WASHINGTON — On Thursday, three years and 100 days after the Trump administration declared the coronavirus a public health emergency, the Biden administration will allow the emergency declaration to expire, ushering in a new era when the government will treat COVID-19 like any other respiratory ailment.
If the coronavirus pandemic was a war, the United States is about to officially enter peacetime.
But interviews with senior federal and state health officials — including the secretary of health and human services and the commissioner of the Food and Drug Administration — make clear that while the United States has greatly improved its capacity to fight COVID-19, it is not fully prepared for a radically different future variant or a new pandemic.
State health officials, tasked with tracking the coronavirus, are burned out, their departments understaffed. President Joe Biden's coronavirus response team will soon disband. The White House has yet to fulfill Congress' directive to set up a new pandemic preparedness office, and key officials, including Dr. Ashish K. Jha, the coronavirus response coordinator, and Dr.
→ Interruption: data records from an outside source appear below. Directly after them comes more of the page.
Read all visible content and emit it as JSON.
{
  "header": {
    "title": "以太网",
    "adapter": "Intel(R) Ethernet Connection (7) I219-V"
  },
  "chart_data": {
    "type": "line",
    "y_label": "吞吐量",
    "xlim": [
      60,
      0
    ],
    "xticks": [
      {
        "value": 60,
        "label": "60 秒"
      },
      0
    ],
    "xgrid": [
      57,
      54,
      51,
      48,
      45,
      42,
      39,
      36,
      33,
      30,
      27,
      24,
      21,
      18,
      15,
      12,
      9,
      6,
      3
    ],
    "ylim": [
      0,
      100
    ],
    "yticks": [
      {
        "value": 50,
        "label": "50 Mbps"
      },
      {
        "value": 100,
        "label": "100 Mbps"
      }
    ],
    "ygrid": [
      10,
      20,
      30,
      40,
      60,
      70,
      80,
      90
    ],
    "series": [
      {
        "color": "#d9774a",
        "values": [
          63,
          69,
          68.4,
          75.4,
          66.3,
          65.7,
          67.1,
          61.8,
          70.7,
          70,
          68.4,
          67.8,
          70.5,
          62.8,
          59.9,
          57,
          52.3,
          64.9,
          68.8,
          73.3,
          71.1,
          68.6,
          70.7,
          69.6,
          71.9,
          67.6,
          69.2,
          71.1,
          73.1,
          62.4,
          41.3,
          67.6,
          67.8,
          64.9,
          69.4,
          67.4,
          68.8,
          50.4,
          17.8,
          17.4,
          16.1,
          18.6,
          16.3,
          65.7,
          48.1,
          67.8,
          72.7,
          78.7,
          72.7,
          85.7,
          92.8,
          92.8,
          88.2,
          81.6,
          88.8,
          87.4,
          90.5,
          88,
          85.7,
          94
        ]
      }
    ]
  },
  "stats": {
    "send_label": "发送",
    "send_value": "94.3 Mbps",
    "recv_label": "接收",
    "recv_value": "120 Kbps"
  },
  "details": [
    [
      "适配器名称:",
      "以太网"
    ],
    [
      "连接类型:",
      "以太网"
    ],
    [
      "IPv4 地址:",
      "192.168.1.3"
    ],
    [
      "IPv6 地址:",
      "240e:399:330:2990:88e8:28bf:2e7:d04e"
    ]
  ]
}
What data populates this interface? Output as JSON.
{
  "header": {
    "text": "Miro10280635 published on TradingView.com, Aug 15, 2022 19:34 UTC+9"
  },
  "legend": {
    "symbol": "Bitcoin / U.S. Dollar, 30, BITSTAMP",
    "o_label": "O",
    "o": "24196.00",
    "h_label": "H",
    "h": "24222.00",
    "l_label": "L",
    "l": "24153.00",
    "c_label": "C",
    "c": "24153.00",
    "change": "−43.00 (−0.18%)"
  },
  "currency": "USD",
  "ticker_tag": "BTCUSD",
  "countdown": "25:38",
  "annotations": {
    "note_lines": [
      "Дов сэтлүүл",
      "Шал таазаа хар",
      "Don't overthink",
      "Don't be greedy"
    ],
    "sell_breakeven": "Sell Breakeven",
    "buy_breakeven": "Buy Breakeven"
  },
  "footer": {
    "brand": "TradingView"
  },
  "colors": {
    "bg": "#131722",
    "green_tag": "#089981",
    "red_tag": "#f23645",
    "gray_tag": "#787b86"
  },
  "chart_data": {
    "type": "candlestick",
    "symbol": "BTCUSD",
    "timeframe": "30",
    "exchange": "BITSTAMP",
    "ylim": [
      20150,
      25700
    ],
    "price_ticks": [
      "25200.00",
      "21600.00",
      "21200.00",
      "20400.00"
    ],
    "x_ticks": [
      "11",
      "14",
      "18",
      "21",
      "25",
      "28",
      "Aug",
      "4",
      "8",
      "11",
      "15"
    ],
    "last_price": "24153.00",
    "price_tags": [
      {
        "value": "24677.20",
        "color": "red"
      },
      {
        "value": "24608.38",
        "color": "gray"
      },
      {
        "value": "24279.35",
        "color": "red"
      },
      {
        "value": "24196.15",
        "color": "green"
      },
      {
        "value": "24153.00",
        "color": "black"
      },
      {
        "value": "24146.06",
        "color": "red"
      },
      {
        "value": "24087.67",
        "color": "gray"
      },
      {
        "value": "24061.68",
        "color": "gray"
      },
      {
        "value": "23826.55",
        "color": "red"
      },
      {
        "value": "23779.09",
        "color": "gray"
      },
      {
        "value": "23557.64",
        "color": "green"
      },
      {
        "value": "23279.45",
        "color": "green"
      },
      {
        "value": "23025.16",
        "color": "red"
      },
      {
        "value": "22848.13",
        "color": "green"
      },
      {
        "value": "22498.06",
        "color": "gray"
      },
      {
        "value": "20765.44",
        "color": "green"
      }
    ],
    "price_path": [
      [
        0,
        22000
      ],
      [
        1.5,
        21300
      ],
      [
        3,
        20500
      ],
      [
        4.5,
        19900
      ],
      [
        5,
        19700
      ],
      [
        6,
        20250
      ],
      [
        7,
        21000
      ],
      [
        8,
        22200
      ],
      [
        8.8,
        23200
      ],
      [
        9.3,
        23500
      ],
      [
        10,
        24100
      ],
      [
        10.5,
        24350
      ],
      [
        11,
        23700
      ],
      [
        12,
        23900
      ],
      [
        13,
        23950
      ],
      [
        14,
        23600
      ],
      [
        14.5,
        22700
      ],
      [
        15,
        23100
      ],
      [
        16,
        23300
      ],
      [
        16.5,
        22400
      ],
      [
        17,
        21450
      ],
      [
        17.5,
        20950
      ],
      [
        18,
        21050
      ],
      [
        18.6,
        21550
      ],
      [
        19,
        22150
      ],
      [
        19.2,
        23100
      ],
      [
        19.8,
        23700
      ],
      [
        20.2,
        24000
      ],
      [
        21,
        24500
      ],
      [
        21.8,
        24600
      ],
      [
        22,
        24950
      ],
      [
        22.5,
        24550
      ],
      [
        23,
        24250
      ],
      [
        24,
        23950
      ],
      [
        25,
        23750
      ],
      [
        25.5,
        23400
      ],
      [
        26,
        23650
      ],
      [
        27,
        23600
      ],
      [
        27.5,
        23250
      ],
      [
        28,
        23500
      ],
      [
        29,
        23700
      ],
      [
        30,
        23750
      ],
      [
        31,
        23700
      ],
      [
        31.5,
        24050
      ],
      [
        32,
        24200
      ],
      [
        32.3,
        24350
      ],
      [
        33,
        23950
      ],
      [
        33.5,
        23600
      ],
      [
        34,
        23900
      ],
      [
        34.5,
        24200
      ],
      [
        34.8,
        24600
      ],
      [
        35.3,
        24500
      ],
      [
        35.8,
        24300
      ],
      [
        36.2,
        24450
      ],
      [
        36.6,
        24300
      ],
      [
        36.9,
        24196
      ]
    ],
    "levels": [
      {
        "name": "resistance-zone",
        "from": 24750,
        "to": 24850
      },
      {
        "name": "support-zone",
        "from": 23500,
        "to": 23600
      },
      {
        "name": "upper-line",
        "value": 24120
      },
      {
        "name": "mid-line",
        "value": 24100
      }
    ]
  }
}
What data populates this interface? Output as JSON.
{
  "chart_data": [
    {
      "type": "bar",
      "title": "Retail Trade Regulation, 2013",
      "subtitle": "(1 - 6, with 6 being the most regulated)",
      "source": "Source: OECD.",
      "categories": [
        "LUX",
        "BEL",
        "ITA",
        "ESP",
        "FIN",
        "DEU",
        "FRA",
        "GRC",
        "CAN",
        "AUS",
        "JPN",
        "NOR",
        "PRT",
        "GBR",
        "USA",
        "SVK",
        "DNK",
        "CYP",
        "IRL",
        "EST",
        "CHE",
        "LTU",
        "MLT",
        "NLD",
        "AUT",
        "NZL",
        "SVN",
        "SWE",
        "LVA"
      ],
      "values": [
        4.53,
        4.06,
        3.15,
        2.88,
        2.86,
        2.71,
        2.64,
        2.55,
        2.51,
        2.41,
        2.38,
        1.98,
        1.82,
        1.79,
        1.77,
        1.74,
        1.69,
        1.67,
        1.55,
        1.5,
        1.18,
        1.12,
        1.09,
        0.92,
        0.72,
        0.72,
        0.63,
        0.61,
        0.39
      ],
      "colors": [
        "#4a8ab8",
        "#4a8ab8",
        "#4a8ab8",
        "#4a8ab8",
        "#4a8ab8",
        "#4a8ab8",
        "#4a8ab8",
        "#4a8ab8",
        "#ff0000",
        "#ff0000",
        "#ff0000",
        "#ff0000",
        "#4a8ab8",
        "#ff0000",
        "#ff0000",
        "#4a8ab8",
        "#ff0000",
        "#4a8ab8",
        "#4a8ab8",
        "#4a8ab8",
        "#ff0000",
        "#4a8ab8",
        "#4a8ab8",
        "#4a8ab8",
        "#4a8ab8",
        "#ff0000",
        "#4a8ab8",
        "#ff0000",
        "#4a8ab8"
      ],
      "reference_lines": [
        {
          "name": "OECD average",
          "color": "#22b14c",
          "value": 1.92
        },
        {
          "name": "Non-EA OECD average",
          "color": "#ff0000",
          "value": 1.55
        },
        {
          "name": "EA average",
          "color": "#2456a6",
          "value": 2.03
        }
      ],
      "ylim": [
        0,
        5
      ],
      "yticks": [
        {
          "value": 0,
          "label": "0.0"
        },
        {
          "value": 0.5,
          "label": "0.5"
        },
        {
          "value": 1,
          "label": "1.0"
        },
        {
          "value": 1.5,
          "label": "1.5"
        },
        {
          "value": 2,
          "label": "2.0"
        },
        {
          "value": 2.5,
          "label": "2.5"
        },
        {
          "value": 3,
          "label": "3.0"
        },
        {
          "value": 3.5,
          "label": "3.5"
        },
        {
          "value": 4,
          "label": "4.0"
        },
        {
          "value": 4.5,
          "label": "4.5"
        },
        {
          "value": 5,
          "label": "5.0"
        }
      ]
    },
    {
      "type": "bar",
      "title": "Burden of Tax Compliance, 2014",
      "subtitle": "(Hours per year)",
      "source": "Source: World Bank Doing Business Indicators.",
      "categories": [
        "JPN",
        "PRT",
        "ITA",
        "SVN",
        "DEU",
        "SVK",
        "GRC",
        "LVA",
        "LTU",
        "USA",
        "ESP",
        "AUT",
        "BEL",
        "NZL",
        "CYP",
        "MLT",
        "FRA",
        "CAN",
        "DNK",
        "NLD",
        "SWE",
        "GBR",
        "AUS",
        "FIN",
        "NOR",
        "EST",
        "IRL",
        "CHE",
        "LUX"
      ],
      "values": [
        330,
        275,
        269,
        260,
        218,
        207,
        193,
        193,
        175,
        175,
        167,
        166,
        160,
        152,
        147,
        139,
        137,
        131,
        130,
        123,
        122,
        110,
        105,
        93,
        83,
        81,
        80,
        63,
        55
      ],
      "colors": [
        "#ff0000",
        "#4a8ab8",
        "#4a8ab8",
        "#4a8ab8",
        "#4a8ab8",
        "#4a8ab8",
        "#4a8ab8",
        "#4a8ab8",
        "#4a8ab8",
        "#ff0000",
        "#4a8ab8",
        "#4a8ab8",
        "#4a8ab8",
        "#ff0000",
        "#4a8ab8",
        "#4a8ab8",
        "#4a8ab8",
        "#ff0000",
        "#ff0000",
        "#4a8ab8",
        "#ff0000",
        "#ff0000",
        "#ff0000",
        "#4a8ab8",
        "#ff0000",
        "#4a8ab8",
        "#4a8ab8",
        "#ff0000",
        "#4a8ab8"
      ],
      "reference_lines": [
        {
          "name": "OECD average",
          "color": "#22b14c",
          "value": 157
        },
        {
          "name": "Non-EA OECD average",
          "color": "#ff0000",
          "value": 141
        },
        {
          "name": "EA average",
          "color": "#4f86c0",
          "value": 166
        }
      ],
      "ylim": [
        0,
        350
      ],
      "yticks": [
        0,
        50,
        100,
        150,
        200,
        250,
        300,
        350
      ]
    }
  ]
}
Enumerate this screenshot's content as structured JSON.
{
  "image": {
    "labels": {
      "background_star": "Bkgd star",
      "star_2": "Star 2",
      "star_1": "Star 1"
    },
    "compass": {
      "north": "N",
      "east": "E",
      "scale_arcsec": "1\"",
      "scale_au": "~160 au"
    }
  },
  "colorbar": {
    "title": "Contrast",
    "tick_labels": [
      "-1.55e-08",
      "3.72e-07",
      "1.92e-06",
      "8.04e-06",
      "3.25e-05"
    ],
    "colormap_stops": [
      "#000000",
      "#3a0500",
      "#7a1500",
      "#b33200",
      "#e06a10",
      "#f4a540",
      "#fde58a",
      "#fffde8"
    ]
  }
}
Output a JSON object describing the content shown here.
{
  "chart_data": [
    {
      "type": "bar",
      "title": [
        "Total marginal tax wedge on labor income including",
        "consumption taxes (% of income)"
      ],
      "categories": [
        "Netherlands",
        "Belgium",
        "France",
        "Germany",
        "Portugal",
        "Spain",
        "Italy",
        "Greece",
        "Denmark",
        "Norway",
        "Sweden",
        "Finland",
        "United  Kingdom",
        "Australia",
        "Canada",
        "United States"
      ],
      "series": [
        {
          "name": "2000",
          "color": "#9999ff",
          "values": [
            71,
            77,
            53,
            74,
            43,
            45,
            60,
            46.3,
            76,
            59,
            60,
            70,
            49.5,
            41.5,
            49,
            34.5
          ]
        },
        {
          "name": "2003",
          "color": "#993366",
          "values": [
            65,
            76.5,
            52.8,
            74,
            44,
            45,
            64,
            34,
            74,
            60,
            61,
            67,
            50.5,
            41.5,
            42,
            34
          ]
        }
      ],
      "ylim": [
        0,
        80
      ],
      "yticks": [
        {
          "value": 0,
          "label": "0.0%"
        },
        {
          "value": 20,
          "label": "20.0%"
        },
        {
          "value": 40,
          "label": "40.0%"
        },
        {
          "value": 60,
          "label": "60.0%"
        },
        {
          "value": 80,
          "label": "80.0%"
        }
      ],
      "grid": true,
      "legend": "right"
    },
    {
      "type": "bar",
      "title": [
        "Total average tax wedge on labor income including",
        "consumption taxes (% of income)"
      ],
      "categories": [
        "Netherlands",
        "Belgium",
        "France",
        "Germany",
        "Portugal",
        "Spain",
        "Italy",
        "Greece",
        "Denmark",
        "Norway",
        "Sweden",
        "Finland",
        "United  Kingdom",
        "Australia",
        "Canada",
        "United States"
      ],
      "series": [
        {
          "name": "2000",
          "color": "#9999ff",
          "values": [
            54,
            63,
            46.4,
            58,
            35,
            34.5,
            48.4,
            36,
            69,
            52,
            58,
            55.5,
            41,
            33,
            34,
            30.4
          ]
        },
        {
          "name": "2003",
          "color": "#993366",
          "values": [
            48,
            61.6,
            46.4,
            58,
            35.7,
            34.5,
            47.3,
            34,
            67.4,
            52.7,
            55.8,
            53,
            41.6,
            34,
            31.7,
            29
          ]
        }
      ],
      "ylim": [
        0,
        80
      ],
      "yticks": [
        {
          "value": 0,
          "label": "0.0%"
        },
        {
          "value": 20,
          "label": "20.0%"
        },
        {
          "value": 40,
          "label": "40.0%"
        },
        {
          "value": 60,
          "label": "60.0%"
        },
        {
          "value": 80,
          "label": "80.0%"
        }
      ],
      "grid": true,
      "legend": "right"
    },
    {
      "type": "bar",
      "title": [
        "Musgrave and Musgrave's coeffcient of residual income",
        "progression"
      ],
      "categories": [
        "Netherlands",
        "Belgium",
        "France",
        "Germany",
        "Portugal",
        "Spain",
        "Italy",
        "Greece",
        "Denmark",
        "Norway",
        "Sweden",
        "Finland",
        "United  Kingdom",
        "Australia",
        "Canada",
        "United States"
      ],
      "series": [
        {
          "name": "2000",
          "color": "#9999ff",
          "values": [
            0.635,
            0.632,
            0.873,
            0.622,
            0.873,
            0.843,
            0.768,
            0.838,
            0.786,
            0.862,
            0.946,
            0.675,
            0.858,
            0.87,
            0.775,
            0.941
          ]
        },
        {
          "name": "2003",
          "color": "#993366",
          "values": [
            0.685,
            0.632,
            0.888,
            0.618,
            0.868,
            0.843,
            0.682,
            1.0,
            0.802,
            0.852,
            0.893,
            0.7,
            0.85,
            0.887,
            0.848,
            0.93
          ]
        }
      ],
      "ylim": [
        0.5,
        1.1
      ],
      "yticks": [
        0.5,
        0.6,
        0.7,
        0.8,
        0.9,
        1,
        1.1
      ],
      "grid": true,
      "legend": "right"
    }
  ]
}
Rochelle P. Walensky, the director of the Centers for Disease Control and Prevention, are stepping down or intend to do so.
Jha and other federal health officials have spent months laying the groundwork for the end of the public health emergency, and the Biden administration has set up programs to keep vaccines free for the uninsured and to support medical research into new vaccines and therapies. But the officials say they are operating on a tight budget; Congress has refused to give the administration any new money for the pandemic response.
When asked if the country was prepared for a new pandemic, Dr. Francis Collins, the former director of the National Institutes of Health, simply replied, "No." Biden's secretary of health and human services, Xavier Becerra, paused for several seconds before answering the same question.
"It depends on the degree," Becerra finally said, adding: "We've learned a lot from COVID. We're prepared to deal with COVID — even some of the variants as they come. If it's something totally different, avian flu, I become a little bit more concerned. If it becomes some kind of biological weapon, you know, that's another issue altogether."
The emergency declaration, Jha said, has given the government and the nation's health care system the flexibility to take extraordinary measures during the crisis, such as setting up hospital beds in a parking lot. Jha, who has told colleagues he intends to return to his job as dean of the Brown University School of Public Health, said those kinds of steps were no longer necessary.